Raleigh, NC (WorkersCompensation.com) – A former civilian employee of the Navy was charged yesterday with making false statements in order to collect workers’ compensation.
U.S. Attorney Robert Higdon, with the Eastern District of North Carolina, said David Burley, 67, of Bayboro, NC allegedly failed to report income from 2015-2018 for work he performed at the time.
According to the Criminal Information filed by Higdon’s office, Burley was charged with making a false statement, or Fraud to Obtain Federal Employee’s Compensation. Higdon’s office said that the Federal Employees Compensation Act (FECA) is part of the Department of Labor, Office of Workers’ Compensation Programs (OWCP). Each year, the department mails FECA beneficiaries a self-certification form for the beneficiary to provide information about their work activities for the past 15 months.

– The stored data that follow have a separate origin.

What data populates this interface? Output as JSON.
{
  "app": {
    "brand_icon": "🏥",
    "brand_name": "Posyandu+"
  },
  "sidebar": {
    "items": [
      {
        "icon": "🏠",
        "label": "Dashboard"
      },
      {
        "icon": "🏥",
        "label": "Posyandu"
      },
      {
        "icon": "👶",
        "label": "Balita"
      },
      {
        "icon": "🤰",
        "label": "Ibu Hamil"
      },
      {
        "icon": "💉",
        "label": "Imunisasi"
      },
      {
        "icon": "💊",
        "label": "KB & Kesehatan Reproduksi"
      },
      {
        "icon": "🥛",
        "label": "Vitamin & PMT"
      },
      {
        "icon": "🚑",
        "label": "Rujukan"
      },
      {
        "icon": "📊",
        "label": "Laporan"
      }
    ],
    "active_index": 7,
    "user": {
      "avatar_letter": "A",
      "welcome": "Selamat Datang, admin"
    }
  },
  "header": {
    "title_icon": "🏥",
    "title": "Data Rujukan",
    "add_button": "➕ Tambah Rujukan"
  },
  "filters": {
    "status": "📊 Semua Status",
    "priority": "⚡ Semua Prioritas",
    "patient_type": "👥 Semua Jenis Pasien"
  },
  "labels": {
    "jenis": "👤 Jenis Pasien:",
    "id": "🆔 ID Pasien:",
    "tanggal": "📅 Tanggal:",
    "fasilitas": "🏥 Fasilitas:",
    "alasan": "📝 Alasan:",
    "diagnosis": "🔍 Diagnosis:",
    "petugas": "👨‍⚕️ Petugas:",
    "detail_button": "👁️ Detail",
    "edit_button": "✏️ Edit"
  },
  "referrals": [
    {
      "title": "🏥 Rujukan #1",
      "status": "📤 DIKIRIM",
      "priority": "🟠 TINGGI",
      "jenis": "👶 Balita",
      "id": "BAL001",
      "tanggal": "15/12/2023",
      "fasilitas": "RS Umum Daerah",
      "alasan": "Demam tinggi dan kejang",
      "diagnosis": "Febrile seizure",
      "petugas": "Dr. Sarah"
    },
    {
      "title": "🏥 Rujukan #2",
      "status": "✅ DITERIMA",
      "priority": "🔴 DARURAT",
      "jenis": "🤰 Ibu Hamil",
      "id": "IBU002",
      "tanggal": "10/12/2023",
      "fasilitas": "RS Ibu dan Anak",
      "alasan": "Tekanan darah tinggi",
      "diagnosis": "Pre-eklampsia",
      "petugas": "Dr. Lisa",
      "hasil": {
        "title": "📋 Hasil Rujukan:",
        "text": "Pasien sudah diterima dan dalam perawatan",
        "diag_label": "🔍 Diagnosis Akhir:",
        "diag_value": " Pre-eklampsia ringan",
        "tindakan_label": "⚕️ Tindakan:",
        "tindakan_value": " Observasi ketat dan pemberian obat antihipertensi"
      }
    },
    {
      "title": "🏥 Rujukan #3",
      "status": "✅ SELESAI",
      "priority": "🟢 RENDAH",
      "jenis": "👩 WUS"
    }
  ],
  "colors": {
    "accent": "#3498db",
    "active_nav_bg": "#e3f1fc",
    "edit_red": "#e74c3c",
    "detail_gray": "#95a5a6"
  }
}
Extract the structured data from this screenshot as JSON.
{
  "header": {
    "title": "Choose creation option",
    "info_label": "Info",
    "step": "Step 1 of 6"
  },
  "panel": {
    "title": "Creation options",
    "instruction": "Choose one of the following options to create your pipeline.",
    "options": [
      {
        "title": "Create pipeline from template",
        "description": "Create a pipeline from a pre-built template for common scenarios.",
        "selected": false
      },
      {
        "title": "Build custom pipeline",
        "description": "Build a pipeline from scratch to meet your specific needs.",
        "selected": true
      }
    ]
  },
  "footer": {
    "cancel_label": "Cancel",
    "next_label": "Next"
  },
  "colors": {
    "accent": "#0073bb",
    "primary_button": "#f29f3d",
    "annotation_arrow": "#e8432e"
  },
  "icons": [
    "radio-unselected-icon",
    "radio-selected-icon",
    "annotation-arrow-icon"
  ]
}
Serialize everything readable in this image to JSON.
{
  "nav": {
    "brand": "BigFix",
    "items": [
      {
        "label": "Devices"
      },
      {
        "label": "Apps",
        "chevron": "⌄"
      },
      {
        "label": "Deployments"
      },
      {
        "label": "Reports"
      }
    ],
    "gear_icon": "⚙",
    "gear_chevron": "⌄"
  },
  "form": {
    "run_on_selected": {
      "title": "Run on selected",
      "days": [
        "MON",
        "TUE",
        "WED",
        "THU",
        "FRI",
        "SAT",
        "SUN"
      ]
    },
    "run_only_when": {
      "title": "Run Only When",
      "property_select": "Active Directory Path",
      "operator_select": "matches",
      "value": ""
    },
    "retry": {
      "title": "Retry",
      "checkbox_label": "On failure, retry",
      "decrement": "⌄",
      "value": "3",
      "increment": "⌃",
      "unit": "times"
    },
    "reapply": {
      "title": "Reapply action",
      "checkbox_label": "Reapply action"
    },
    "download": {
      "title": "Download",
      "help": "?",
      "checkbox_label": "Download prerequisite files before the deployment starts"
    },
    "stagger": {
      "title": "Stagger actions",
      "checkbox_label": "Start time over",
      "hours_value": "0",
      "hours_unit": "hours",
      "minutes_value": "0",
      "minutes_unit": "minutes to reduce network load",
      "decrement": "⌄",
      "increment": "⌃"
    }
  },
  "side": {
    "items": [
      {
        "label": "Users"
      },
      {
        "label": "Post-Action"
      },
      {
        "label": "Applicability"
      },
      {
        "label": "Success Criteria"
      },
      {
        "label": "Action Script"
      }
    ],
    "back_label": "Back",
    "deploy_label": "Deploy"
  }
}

“The beneficiary is required to report all employment for which the beneficiary received a salary, wages, income, or payment of any kind. The beneficiary is also required to report all volunteer work, self-employment or involvement in business enterprises, and to report any work or ownership interest in any business enterprise even if the business lost money or profits or income were paid to others,” the office said. That information is then used to determine benefits.
Burley could face a year imprisonment and up to $100,000 in fines, as well as a year of supervised release, if found guilty, Higdon’s office said.